Continuation of genome annotation of the Olympia oyster genome. Determined initial gene models using MAKER with two rounds of SNAP, relabeled with more user-friendly names, and then performed protein-level annotations using BLASTp. Next, I’m going to run InterProScan5 (IPS5) to help functionally characterize the O.lurida proteins ID’d by MAKER. Once this is complete, I’ll use MAKER to incorporate the IPS5 and BLASTp results into a much more neatly (i.e. human-readable) annotated genome!
THE IPS5 analysis was performed on Mox with the following SBATCH script:
#!/bin/bash
## Job Name
#SBATCH --job-name=interproscan
## Allocation Definition
#SBATCH --account=srlab
#SBATCH --partition=srlab
## Resources
## Nodes
#SBATCH --nodes=1
## Walltime (days-hours:minutes:seconds format)

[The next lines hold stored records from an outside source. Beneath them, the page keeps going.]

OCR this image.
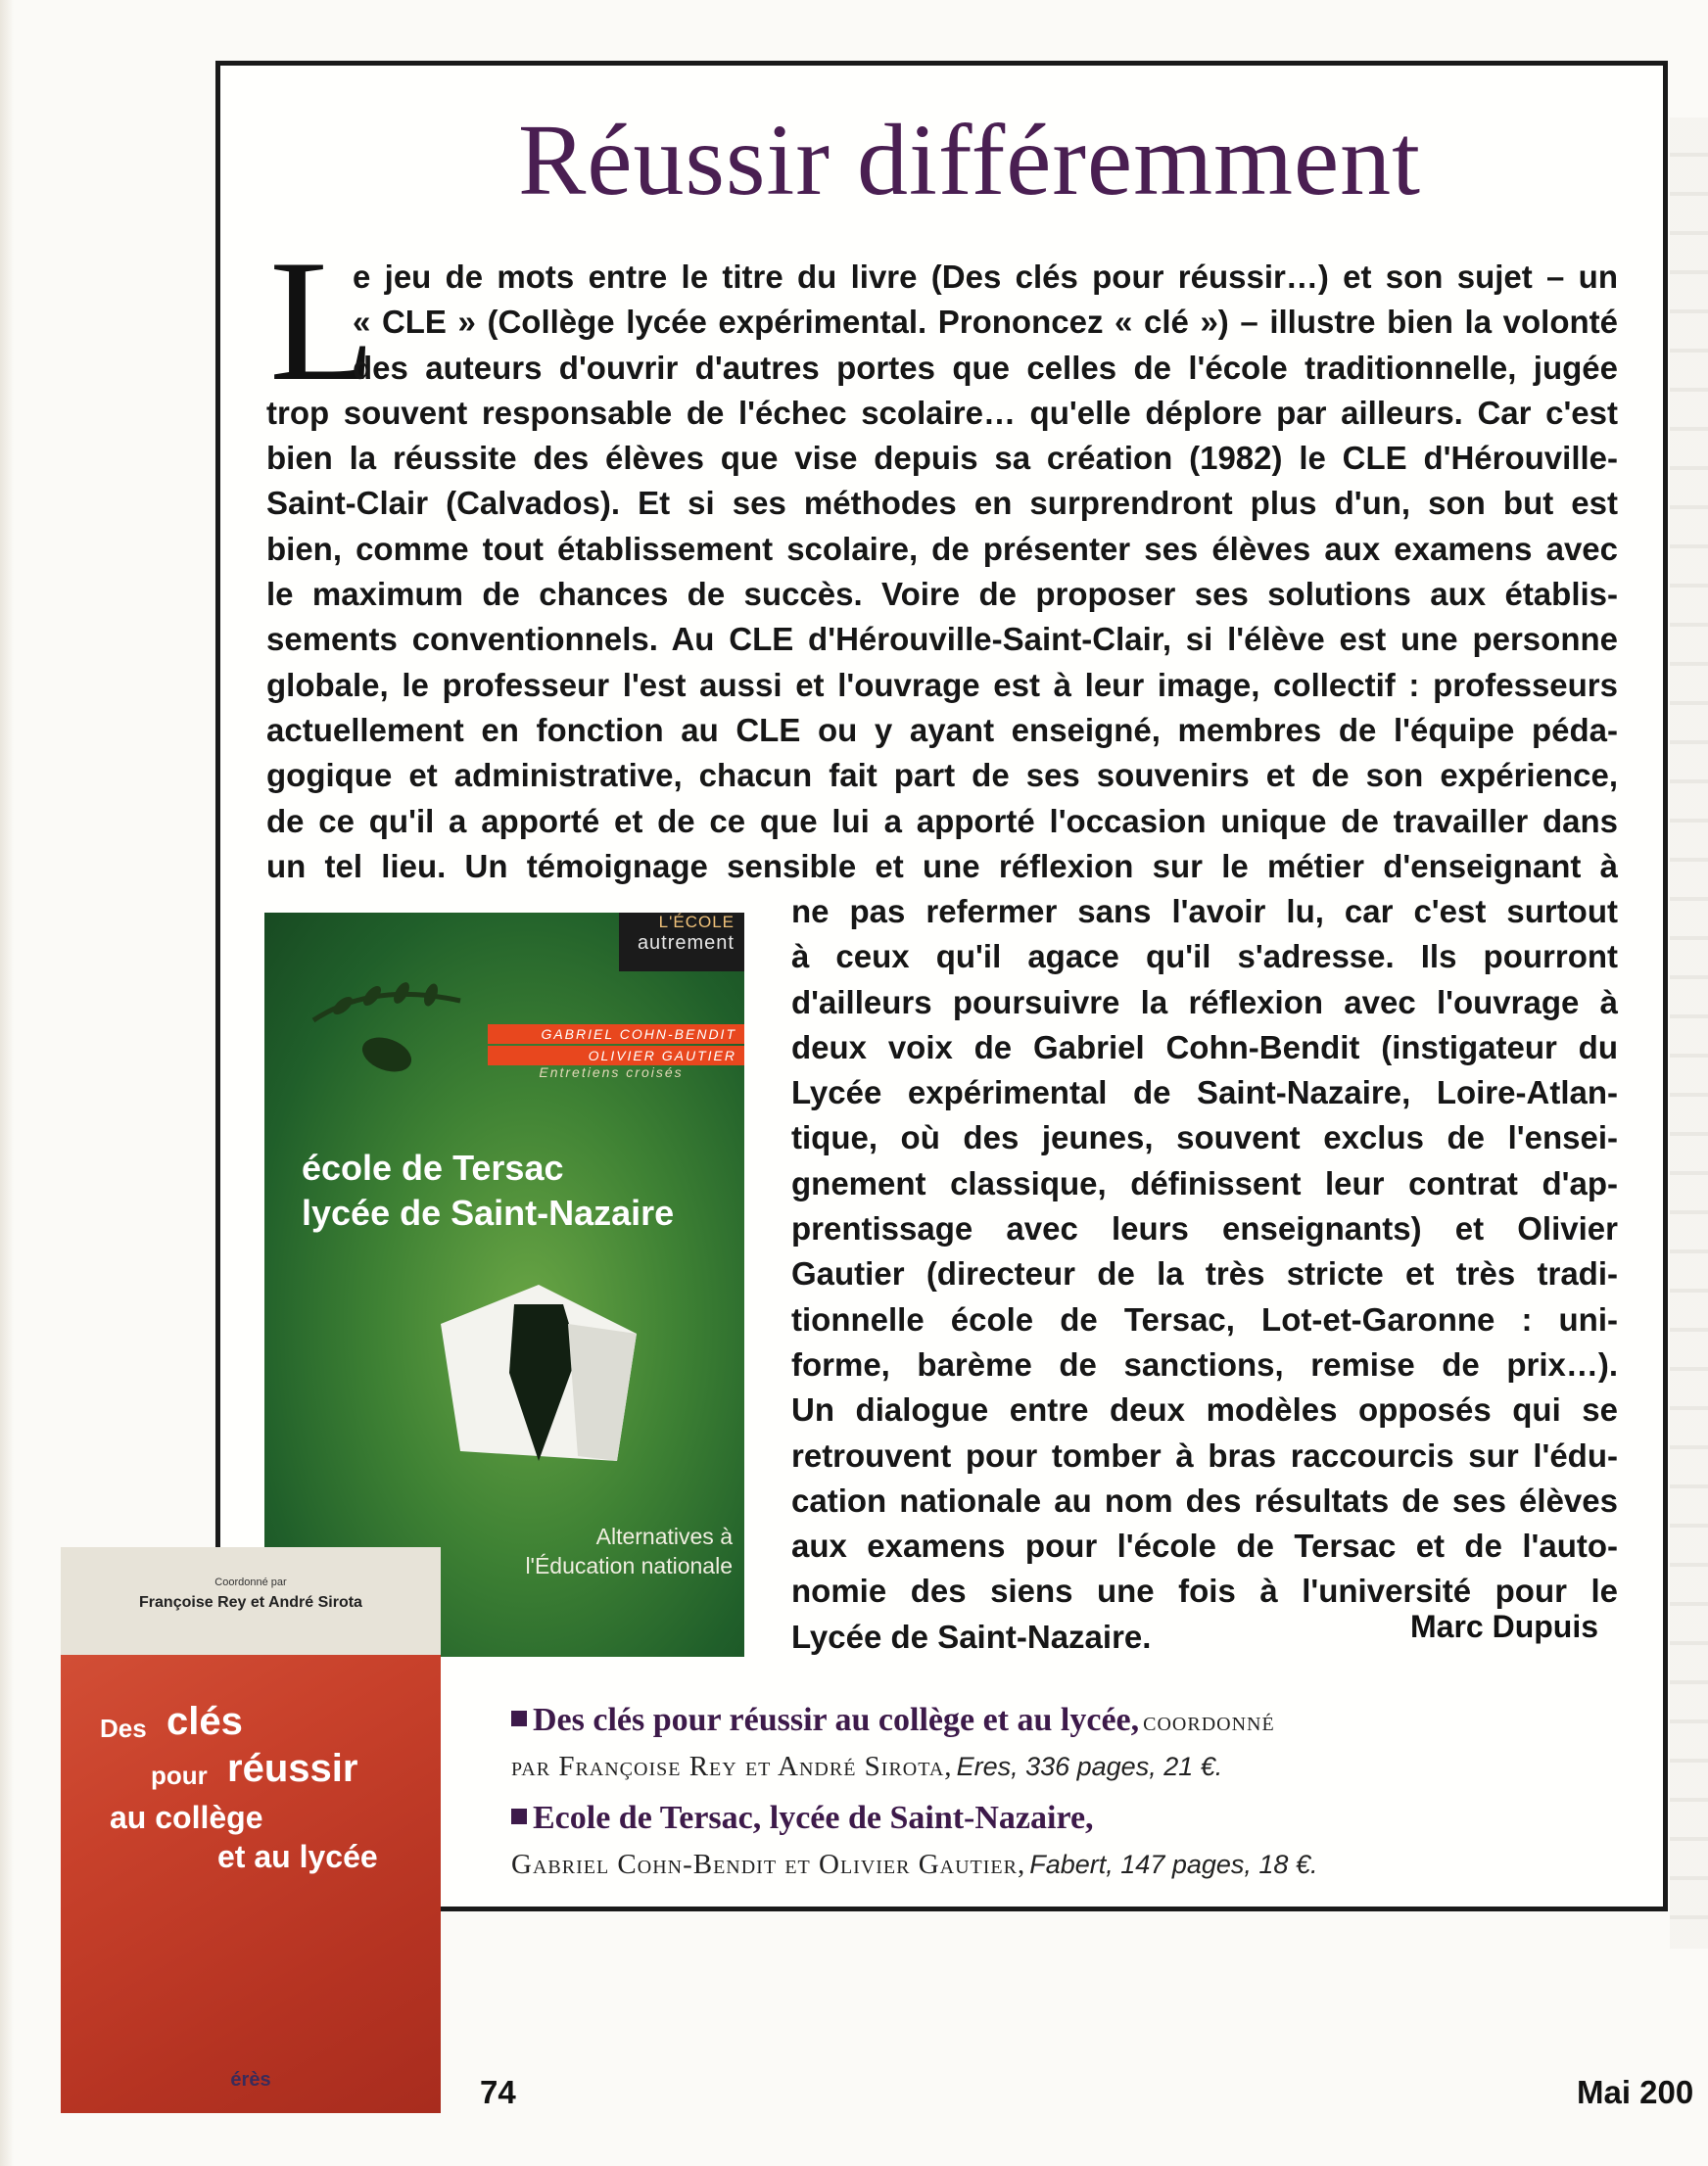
Réussir différemment
L
e jeu de mots entre le titre du livre (Des clés pour réussir…) et son sujet – un
« CLE » (Collège lycée expérimental. Prononcez « clé ») – illustre bien la volonté
des auteurs d'ouvrir d'autres portes que celles de l'école traditionnelle, jugée
trop souvent responsable de l'échec scolaire… qu'elle déplore par ailleurs. Car c'est
bien la réussite des élèves que vise depuis sa création (1982) le CLE d'Hérouville-
Saint-Clair (Calvados). Et si ses méthodes en surprendront plus d'un, son but est
bien, comme tout établissement scolaire, de présenter ses élèves aux examens avec
le maximum de chances de succès. Voire de proposer ses solutions aux établis-
sements conventionnels. Au CLE d'Hérouville-Saint-Clair, si l'élève est une personne
globale, le professeur l'est aussi et l'ouvrage est à leur image, collectif : professeurs
actuellement en fonction au CLE ou y ayant enseigné, membres de l'équipe péda-
gogique et administrative, chacun fait part de ses souvenirs et de son expérience,
de ce qu'il a apporté et de ce que lui a apporté l'occasion unique de travailler dans
un tel lieu. Un témoignage sensible et une réflexion sur le métier d'enseignant à
ne pas refermer sans l'avoir lu, car c'est surtout
à ceux qu'il agace qu'il s'adresse. Ils pourront
d'ailleurs poursuivre la réflexion avec l'ouvrage à
deux voix de Gabriel Cohn-Bendit (instigateur du
Lycée expérimental de Saint-Nazaire, Loire-Atlan-
tique, où des jeunes, souvent exclus de l'ensei-
gnement classique, définissent leur contrat d'ap-
prentissage avec leurs enseignants) et Olivier
Gautier (directeur de la très stricte et très tradi-
tionnelle école de Tersac, Lot-et-Garonne : uni-
forme, barème de sanctions, remise de prix…).
Un dialogue entre deux modèles opposés qui se
retrouvent pour tomber à bras raccourcis sur l'édu-
cation nationale au nom des résultats de ses élèves
aux examens pour l'école de Tersac et de l'auto-
nomie des siens une fois à l'université pour le
Lycée de Saint-Nazaire.	Marc Dupuis
L'ÉCOLE
autrement
GABRIEL COHN-BENDIT
OLIVIER GAUTIER
Entretiens croisés
école de Tersac
lycée de Saint-Nazaire
Alternatives à
l'Éducation nationale
Coordonné par
Françoise Rey et André Sirota
Des clés
pour réussir
au collège
et au lycée
érès
Des clés pour réussir au collège et au lycée, coordonné
par Françoise Rey et André Sirota, Eres, 336 pages, 21 €.
Ecole de Tersac, lycée de Saint-Nazaire,
Gabriel Cohn-Bendit et Olivier Gautier, Fabert, 147 pages, 18 €.
74	Mai 200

#SBATCH --time=15-00:00:00
## Memory per node
#SBATCH --mem=120G
##turn on e-mail notification
#SBATCH --mail-type=ALL
#SBATCH --mail-user=samwhite@uw.edu
## Specify the working directory for this job
#SBATCH --workdir=/gscratch/scrubbed/samwhite/outputs/20190108_oly_maker_interproscan
# Load Python Mox module for Python module availability
module load intel-python3_2017
# Load Open MPI module for parallel, multi-node processing
module load icc_19-ompi_3.1.2
# SegFault fix?
export THREADS_DAEMON_MODEL=1
# Document programs in PATH (primarily for program version ID)
date >> system_path.log
echo "" >> system_path.log
echo "System PATH for $SLURM_JOB_ID" >> system_path.log
echo "" >> system_path.log
printf "%0.s-" {1..10} >> system_path.log
echo ${PATH} | tr : \\n >> system_path.log
# Variables
interproscan=/gscratch/srlab/programs/interproscan-5.31-70.0/interproscan.sh
maker_prot_fasta=/gscratch/scrubbed/samwhite/outputs/20190108_oly_maker_id_mapping/20181127_oly_genome_snap02.all.maker.proteins.renamed.fasta
# Run InterProScan 5
## disable-precalc since this requires external database access (which Mox does not allow)
${interproscan} \
--input ${maker_prot_fasta} \
--goterms \
--output-file-base 20190108_oly_maker_proteins_ips \
--disable-precalc
RESULTS
Took a decent amount of time to run (~6.5hrs). Requesting both nodes didn’t make a difference because the program was unable to see two nodes, so only utilized a single node for processing. However, I did modify the config file to request much more than the default number of threads (cores) and set the maximum memory to 120GB.
Output folder:
Tab-separated file (24MB):
GFF file (60MB):
XML file (150MB):
InterProScan Properties file (i.e. config file):
OK, so I should be able to use the TSV file, along with the previous BLASTp annotations to make a nice, functionally annotated genome! Will get this next step running on Mox!